Suriname's President Desi Bouterse has been sentenced to 20 years of imprisonment for the execution of 15 political opponents. The decision came by the panel of three judges on November 29 that marked the end of a historical trial that began in November 2007. The judges did not issue an arrest warrant. On the other hand, Bouterse's attorney, Irvin Kanhai, immediately appealed against the verdict calling it a pure political vendetta. Bouterse headed the South American nation through the 1980s as chief of a military government and then assumed office in 2010 and secured re-election five years later.
The court ruled that Bouterse had conducted an operation in which soldiers under his direction abducted 16 leading government critics which included lawyers, journalists and university teachers from their homes and killed 15 of them at a fortress in the capital Paramaribo in 1982. Bouterse, 74 is currently in China due to some official works and gave no immediate comment. The leader was expected to return Suriname on Saturday or Sunday, according to the vice president of his National Democratic Party (NDP). The government asked Suriname's inhabitants to keep calm shortly after the court issued its decision.

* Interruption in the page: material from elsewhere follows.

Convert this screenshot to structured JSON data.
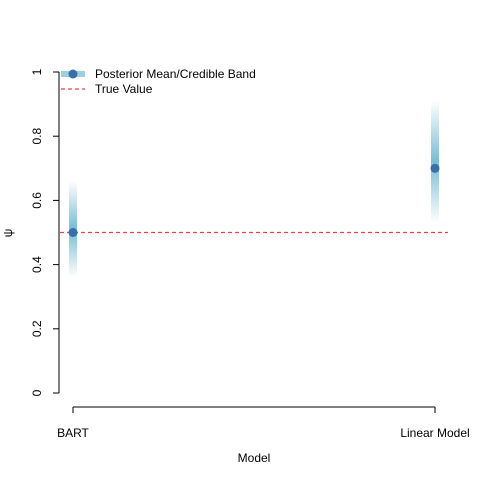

The head of the opposition Democratic Alternative '91 party, Angelic del Castillo said that Bouterse had disqualified himself from remaining the leader of Suriname and demanded his resignation immediately. Del Castillo said that it is in the dignity of the office and nation. The court also charged six other former military officers of murder for forcibly removing victims from their homes at night or participating in the shooting. In 1999, Bouterse was also convicted of drug trafficking by a court in the Netherlands, but he denied any wrongdoing. A top judge of Suriname in 2005 convicted Bouterse's son, Dino, of leading a gang that trafficked in cocaine, illegal arms, and stolen luxury cars.